For now, the universities have a year-old reciprocity agreement that allows its students to attend and earn degrees at either school. Mr. della Paolera, a University of Chicago-trained economist, said the location of its new campus — an island home to a Renault automobile factory for most of the 20th century — is symbolic of that alliance. “It’s on the Seine, which finishes in the Atlantic Ocean,” he said. “On the other side of the Atlantic Ocean is New York.”

The planned campus, comprising two modern glass buildings designed by French architect Jean-Paul Viguier, is slated to open in September 2010.

According to a project manager with the American University in Paris, Alexandra Candia, one of those buildings will house classrooms lecture halls, laboratories, faculty offices and a cafeteria, and the other will house a 300-bed student dormitory. Upon the completion of the new structures, American University in Paris plans to vacate its current location in central Paris, and sell off the two buildings it owns there, Ms. Candia said.

The multimillion-dollar construction costs are likely to be shouldered jointly by the institutions, and NYU trustees have already approved the use of $12 million for the project, a university official said.

A history professor at NYU who is that school’s liaison to the American University in Paris partnership, Katherine Fleming, said any attempt to bring the Paris-based school under its auspices would be a long, collaborative process involving the Middle States Association of Colleges and Schools, an accrediting organization.

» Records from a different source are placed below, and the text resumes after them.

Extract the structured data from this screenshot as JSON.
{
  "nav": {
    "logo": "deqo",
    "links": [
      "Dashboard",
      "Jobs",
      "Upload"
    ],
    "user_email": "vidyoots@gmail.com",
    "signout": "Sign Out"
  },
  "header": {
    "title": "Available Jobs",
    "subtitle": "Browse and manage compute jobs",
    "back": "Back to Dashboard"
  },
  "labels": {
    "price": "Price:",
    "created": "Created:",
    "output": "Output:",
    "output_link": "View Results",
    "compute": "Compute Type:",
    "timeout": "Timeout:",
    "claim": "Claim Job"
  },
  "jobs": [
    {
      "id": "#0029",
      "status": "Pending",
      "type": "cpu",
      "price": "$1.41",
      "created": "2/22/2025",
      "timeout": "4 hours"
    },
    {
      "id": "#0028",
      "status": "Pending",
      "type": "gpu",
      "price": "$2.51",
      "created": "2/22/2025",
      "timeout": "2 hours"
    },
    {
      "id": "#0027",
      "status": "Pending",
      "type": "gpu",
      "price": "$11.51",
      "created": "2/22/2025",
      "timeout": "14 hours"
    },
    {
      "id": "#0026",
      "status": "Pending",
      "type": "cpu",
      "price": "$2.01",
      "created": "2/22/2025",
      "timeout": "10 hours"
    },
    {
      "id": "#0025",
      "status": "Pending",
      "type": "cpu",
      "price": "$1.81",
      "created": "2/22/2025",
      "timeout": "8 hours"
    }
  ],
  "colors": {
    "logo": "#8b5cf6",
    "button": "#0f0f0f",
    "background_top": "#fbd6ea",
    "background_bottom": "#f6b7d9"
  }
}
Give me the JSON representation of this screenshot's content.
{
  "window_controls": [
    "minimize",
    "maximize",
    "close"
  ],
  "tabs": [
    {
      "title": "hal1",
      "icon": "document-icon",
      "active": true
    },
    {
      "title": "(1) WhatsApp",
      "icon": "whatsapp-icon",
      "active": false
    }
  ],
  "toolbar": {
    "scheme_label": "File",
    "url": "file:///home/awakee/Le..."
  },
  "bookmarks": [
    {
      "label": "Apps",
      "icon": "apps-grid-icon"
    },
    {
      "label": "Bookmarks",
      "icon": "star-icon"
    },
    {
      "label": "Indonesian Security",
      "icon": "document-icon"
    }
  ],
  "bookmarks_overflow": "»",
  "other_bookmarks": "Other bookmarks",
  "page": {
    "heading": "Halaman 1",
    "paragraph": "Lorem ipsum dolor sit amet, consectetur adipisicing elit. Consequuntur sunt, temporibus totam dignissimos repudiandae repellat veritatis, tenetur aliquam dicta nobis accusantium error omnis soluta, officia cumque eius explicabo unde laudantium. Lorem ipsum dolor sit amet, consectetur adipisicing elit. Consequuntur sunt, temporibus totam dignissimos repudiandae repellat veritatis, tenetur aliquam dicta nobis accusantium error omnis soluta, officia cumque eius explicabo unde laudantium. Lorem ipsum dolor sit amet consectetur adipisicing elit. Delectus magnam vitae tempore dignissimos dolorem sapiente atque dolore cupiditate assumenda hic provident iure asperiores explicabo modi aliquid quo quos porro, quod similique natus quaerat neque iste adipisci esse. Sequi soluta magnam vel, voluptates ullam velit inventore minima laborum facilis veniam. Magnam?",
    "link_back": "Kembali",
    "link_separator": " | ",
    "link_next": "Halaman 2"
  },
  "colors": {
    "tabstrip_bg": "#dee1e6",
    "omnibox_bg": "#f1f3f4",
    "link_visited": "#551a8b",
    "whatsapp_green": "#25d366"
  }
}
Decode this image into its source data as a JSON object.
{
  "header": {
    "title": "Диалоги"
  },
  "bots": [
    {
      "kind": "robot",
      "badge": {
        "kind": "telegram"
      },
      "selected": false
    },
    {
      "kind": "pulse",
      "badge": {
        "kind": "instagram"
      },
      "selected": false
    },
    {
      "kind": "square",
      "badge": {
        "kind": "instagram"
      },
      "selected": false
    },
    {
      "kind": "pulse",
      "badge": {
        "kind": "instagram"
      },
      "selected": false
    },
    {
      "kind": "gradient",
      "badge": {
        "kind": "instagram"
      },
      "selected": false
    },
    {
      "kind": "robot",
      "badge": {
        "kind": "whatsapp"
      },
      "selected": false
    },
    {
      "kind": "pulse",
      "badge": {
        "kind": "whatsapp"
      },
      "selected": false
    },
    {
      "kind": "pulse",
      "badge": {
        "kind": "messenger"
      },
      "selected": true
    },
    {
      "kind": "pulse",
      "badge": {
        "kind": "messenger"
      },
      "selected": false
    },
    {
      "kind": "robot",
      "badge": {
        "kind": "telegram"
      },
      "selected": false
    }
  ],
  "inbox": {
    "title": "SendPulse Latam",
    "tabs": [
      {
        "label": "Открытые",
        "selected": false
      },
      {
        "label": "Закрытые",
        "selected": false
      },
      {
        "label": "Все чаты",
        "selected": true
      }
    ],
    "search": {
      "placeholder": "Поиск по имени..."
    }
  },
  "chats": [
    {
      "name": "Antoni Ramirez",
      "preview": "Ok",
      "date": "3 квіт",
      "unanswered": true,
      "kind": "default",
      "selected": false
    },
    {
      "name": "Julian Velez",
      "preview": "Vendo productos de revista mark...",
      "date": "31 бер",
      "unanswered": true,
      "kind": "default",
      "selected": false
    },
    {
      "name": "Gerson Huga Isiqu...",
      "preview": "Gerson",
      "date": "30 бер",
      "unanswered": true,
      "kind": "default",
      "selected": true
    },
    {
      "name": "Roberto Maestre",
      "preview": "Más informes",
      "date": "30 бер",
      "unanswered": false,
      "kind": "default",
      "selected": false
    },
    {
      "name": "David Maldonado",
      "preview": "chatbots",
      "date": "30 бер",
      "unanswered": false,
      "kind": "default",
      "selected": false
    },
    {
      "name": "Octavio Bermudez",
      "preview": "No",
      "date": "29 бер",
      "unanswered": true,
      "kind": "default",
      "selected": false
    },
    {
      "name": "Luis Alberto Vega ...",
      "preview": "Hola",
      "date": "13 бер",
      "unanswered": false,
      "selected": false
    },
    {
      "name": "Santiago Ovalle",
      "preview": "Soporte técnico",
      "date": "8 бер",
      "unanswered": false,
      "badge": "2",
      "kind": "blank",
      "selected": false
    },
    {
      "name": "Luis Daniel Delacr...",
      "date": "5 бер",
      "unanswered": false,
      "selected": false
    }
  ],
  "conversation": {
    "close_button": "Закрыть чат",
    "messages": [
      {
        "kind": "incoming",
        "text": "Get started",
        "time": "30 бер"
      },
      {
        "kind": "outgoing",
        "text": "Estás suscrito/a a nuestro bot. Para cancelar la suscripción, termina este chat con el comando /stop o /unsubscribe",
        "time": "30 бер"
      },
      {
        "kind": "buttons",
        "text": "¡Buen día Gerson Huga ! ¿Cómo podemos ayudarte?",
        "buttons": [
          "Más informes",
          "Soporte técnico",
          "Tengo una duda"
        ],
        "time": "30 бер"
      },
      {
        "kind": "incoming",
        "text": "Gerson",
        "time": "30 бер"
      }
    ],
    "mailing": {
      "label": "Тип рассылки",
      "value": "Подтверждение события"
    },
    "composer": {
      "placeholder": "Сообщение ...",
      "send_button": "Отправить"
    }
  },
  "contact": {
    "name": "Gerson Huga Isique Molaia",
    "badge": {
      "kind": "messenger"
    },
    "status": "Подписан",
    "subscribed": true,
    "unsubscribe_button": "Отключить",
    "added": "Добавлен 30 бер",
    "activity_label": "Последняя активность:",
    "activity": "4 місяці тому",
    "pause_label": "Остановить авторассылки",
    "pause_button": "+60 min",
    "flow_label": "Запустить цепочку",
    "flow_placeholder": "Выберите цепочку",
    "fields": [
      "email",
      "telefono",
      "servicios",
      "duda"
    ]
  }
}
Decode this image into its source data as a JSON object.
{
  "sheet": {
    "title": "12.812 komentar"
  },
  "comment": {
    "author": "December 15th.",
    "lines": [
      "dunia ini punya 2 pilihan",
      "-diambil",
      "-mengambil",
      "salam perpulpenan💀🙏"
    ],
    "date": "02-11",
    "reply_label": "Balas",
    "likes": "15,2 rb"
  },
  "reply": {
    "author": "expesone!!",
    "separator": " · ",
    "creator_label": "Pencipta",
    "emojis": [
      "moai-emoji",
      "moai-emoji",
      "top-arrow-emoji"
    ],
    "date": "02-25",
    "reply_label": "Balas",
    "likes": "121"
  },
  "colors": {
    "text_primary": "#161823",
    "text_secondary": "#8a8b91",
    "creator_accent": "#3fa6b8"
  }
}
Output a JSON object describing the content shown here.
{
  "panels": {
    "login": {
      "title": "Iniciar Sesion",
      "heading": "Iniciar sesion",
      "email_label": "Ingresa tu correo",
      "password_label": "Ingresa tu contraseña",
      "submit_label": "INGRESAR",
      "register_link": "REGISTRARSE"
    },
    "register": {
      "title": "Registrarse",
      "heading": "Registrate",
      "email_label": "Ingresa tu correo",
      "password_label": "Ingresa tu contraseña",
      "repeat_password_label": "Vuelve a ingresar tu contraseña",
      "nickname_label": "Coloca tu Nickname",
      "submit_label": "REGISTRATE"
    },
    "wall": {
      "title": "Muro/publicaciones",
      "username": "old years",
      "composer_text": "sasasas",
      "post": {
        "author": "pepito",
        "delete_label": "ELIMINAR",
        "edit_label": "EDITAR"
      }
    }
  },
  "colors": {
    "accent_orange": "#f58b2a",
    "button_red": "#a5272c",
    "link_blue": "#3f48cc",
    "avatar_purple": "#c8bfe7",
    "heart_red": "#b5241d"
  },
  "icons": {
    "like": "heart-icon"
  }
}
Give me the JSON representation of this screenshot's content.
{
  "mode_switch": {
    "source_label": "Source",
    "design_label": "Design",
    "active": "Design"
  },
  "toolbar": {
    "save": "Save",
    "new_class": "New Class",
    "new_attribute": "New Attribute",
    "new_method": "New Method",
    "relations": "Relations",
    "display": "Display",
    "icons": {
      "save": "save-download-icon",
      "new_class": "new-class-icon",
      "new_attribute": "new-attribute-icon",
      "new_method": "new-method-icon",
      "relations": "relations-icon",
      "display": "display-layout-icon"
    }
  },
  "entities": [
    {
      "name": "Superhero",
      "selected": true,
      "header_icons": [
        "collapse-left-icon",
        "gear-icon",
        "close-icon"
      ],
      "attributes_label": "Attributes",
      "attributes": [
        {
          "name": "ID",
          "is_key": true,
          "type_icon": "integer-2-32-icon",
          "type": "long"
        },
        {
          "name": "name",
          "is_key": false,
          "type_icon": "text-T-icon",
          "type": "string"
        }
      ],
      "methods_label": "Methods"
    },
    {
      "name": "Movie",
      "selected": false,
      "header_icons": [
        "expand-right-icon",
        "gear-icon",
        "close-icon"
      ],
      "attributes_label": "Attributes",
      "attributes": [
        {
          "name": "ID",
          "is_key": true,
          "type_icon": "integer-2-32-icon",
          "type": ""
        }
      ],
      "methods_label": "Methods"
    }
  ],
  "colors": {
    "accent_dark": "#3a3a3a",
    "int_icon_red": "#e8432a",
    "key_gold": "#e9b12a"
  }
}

Mr. della Paolera approached the president of NYU, John Sexton, about two years ago to discuss a partnership that would enable the university to keep pace with the “curricular changes within the American academy,” Ms. Fleming said.

She added that the partnership is also proving to be a boon for NYU — given the overseas university’s diverse enrollment. “It’s a genuinely international institution,” she said. “You sit down in a classroom, and there are students from 20 countries. That has huge cultural and educational benefits in and of itself.”

At the American University of Paris, students come from about 100 countries, statistics provided by that university show. Nearly 40% of students there are from America.

NYU students wishing to study in the French capital have two options. They can enroll in the American University, where courses in economics, art history, and a wide range of other subjects, are taught in English. Or they can opt for the 38-year-old “NYU in Paris” program, in which classes focus on French language and culture.

Ms. Fleming said the institution remains committed to “NYU in Paris,” which is run by the university’s Center for French Civilization and Culture.

Seguin Island is located near the Paris suburb of Boulogne-Billancourt, and the universities are looking into providing water taxi service for students, faculty, and staff members, NYU officials said.

On May 21, representatives from the American University in Paris and NYU met with representatives of France’s urban planning authority to finalize the Seguin Island land deal.